L’arte de Gli Altri

di Davide Pellegrini

30 ottobre 2011

Un evento, quello di The Others, che va a colmare un buco, quello degli “altri” appunto (il che farebbe pensare a Lost). Eppure non si tratta di una presenza così minacciosa. Gli “altri” a cui si riferisce questo festival sono quei creativi che camminano sospesi sul confine liminare dei linguaggi e delle urgenze espressive tra arte contemporanea, arti digitali, visual culture. Ne parliamo con Roberto Casiraghi, direttore dell’evento.

Con The Road of Contemporary Art, la vostra organizzazione ha promosso un format innovativo nel mondo dell’arte contemporanea. Per la prima volta una fiera diventa un evento culturale, un polo d’attrazione per la comunità cittadina. Ora The Others, da cosa nasce quest’idea?

L’idea di The Others nasce dalla volontà di ampliare al massimo la conoscenza dell’arte, in particolare di quella contemporanea e offrire soprattutto ai giovani il maggior numero di strumenti interpretativi e chiavi di lettura dei fenomeni artistici attuali. Io credo che solo in questo modo, con la conoscenza e la consapevolezza, si riescano a sensibilizzare le generazioni future e The Others offre un’opportunità di dialogo e confronto, senza le barriere create tradizionalmente tra le gallerie e il pubblico a discapito della comprensione dell’opera.

Si parla molto di creatività, di editoria e web. In che modo The Others intende promuovere questo ricchissimo tessuto che, a ben vedere, è ancora sommerso?

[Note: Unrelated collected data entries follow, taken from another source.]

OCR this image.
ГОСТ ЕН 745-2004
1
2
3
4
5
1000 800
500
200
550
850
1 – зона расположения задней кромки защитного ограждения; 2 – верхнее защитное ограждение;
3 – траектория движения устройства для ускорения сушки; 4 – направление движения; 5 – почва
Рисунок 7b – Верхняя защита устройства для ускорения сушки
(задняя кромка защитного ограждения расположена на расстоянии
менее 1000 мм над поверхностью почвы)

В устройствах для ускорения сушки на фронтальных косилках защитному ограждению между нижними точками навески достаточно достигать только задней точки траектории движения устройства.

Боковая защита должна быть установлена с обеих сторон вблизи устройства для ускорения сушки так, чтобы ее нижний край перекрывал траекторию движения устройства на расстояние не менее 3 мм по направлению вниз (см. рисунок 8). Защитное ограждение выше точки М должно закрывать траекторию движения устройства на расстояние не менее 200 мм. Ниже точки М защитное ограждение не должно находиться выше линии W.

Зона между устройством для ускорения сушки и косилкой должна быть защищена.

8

Il nostro è un progetto in fase di lancio, non solo non ancora consolidato, ma che celebra quest’anno la sua prima edizione. Un progetto innovativo, unico nel suo genere, deve ancora sperimentare linguaggi, proposte, assemblaggi e non inseguire tutto e tutti per poi mettere nel frullatore e ottenere un magma indistinto. In questo sta una delle grandi scommesse di The Others, nel riuscire a dialogare con diverse trame di tessuti sovente diversi fra loro, senza perdere la capacità relazionale con ciascuno.

Come rispondono, secondo voi, le città a queste proposte e perché pensate che ci sia davvero bisogno di festival e momenti di aggregazione dedicati a questi temi?

Le città rispondono nei modi più vari a seconda delle sensibilità, non si possono fare generalizzazioni senza perdere una fetta importante della realtà. Tendenzialmente l’arte “si porta molto” nelle amministrazioni locali, ma quella di qualità è merce assai rara e nel nostro mondo il “sia purché sia” non aiuta ad approfondire e razionalizzare. Circa l’aggregazione, ci sono fenomeni molto più aggreganti dell’arte, e anche in questo caso occorre intendersi su quali sono gli obiettivi da raggiungere. ROMA e The Others non hanno nelle loro attese quella di generare fenomeni di aggregazione generalizzata in nome dell’arte, ma si prefiggono la diffusione dell’arte stessa attraverso percorsi solo apparentemente diversi, più di mercato la prima e più didattica la seconda.

Come funziona The Others a livello organizzativo?

Abbiamo costituito un’associazione senza scopo di lucro che promuove la manifestazione e che ha affidato a Revolution la gestione commerciale, e Revolution utilizza le proprie strutture per la produzione.

Quali saranno i futuri sviluppi di The Road e The Others, avete degli obiettivi finali a cui tendete?

Bella domanda! L’obiettivo finale delle due manifestazioni è unico e riguarda la promozione e diffusione dell’arte contemporanea, la sua conoscenza, la consapevolezza del pubblico, l’educazione al gusto e alla qualità. Gli strumenti per raggiungere l’obiettivo sono differenti e ci vorrebbero molte pagine per delinearne i contorni e ancora di più per affrontarne i contenuti.